Une trêve est entrée en vigueur en Syrie ce samedi à minuit heure locale (22h GMT). Elle a été pour l’heure globalement respectée dans les zones concernées, où les habitants ont pu profiter d’un exceptionnel moment de quiétude. Il s’agit en effet de la première trêve d’une telle ampleur depuis le début du conflit syrien il y a cinq ans.
Fruit d’un accord entre la Russie et les États-Unis, le cessez-le-feu concerne les forces du pouvoir syrien de Bachar al-Assad, soutenues par la Russie, ainsi que près de 100 factions rebelles dont le Haut Conseil pour les négociations (HCN), principal organe d’opposition soutenu par l’Arabie Saoudite qui regroupe des groupes rebelles clés. Le HCN a annoncé qu’il acceptait une trêve de deux semaines. Ces groupes sont disséminés un peu partout en Syrie. Les forces kurdes YPG (unités de protection du peuple), premier allié de la coalition occidentale contre l’État islamique en Syrie, ont également accepté la trêve, précisant se réserver le droit de riposter si elles étaient attaquées.

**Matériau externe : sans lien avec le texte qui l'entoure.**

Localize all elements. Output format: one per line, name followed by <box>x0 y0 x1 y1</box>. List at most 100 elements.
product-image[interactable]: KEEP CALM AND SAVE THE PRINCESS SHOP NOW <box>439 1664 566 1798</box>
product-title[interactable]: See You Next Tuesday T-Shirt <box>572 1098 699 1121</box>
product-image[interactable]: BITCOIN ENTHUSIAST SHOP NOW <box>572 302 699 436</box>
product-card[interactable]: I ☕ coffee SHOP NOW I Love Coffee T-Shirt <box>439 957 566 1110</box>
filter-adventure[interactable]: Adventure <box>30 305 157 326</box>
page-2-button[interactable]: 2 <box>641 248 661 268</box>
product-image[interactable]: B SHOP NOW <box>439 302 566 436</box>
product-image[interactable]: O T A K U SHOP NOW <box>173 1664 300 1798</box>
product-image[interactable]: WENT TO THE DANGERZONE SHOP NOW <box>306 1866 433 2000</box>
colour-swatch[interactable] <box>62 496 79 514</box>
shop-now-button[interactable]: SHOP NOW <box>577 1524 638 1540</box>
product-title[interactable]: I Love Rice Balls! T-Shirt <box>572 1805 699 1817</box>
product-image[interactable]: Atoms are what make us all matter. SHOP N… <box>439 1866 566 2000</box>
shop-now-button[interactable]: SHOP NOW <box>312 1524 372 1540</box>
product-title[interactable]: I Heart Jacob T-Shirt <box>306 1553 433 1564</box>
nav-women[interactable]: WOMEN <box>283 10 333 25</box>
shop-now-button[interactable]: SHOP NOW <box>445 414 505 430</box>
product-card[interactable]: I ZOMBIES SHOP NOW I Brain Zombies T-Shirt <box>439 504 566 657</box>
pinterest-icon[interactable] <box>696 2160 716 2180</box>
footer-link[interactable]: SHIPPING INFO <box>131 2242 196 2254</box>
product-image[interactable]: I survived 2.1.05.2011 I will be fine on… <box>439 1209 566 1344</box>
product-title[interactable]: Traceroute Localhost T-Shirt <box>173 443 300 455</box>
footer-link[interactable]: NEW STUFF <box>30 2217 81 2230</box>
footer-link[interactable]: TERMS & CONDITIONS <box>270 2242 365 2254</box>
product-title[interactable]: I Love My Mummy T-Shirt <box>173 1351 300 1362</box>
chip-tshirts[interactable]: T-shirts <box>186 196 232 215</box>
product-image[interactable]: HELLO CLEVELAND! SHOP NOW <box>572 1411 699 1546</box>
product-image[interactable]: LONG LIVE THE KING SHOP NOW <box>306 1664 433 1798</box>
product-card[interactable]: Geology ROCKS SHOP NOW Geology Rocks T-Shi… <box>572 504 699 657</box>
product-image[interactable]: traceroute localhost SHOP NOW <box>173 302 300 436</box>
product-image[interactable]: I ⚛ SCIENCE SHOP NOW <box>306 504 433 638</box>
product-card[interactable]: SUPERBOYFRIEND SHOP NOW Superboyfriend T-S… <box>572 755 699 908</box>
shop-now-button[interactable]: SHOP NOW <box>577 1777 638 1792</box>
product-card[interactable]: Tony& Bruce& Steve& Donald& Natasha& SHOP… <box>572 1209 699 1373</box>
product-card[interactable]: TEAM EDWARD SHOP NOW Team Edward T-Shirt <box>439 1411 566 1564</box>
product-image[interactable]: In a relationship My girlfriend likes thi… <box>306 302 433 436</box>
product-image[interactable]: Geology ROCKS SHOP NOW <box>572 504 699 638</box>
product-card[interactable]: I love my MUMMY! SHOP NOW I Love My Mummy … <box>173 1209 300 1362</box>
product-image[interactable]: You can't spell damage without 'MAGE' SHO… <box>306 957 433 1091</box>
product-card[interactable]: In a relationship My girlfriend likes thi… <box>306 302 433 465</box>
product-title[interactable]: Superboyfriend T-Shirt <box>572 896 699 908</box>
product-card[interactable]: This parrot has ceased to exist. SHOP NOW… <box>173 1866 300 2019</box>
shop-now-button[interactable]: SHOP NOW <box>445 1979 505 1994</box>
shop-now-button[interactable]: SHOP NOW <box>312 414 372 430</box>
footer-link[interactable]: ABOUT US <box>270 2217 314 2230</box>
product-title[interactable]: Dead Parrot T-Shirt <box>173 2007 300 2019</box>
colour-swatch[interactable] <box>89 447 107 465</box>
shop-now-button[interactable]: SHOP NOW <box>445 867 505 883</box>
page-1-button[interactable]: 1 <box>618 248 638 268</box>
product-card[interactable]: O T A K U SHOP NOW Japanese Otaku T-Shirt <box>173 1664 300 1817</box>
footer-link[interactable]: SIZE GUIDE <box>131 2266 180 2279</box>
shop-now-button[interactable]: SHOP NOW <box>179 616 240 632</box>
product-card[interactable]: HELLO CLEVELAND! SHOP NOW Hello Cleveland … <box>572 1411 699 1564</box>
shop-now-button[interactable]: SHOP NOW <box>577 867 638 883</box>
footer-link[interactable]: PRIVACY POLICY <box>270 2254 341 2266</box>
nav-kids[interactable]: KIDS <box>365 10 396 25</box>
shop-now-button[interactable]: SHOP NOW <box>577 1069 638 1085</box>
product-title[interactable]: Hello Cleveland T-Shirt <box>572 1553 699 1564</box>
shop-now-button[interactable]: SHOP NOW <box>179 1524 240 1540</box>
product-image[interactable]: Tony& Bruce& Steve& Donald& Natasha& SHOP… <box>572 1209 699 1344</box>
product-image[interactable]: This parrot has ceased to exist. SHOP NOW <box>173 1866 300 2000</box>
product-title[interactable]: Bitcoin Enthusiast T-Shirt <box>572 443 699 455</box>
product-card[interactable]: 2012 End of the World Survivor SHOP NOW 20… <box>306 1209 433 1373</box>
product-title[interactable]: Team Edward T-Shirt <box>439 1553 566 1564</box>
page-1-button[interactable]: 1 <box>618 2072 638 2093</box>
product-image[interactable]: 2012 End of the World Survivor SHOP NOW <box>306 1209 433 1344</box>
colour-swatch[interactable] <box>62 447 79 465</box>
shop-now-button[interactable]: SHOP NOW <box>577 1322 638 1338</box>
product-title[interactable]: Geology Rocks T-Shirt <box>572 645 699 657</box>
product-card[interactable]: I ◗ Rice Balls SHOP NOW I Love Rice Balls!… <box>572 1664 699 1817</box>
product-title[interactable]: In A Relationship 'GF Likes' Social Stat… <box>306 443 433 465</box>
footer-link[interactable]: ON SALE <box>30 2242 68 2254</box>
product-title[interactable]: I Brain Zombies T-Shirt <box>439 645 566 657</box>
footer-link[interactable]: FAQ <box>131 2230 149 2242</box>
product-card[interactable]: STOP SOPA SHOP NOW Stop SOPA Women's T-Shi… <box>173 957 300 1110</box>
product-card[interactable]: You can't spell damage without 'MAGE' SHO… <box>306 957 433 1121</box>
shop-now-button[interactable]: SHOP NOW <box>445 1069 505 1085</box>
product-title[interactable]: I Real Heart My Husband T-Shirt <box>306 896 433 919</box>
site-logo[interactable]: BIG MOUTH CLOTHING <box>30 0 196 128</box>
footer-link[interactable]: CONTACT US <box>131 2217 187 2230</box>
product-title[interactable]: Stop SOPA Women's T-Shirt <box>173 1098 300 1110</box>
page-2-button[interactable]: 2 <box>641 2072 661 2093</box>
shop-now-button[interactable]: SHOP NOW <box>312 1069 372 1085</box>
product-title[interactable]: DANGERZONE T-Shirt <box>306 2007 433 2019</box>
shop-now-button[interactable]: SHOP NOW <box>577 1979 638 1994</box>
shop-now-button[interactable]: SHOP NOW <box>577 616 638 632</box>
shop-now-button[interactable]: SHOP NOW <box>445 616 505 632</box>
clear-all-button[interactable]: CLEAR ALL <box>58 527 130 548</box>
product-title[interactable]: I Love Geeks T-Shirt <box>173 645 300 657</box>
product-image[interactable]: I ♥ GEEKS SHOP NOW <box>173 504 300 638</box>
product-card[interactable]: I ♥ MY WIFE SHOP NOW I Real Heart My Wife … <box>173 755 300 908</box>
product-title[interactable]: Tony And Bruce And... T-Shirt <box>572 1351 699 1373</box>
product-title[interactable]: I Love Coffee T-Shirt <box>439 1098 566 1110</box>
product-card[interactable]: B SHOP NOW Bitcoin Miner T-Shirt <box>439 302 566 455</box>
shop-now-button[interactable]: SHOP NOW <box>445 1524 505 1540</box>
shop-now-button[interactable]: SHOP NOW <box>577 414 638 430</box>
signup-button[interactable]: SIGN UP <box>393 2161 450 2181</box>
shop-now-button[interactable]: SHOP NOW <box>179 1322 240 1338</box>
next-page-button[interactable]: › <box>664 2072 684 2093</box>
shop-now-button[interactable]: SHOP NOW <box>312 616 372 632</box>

La cessation des hostilités ne concerne pas l’État islamique (Daech) et le Front al-Nosra, branche syrienne d’Al-Qaïda. Ces derniers, ayant été exclus de l’accord russo-américain, continueront de faire l’objet de frappes aériennes. Selon des experts cités par RFI, la trêve ne devrait concerner que seulement 10% du territoire syrien, Daech et al-Nosra occupant à eux seuls près de la moitié de la Syrie. Le Front al-Nosra a d’ailleurs dénoncé la trêve et appelé tous les rebelles à intensifier leurs attaques contre les forces gouvernementales et leurs alliés chiites libanais et iraniens. La Turquie a quant à elle affirmé que la trêve n’est « pas contraignante » pour elle. Tous ces éléments donnent un caractère fragile à la trêve.
Le cessez-le-feu offre surtout une opportunité à l’ONU de relancer le processus de paix, actuellement au point mort. L’envoyé spécial des Nations unies pour la Syrie, Staffan de Mistura, a annoncé son intention d’organiser trois semaines de discussions de paix à partir du 7 mars, rapporte France 24. La reprise des négociations dépendra toutefois de la solidité de la trêve et du plus grand acheminement de l’aide humanitaire.
Le Haut comité pour les négociations a d’ores et déjà conditionné le respect de la trêve à la mise en œuvre immédiate des dispositions humanitaires de la résolution 2254 des Nations unies, qui somment les belligérants de permettre l’entrée de l’aide humanitaire dans toutes les zones assiégées et de libérer leurs prisonniers, notamment les femmes et les enfants. « La non-application de ces articles pendant la trêve équivaut à sa violation », a prévenu le HCN.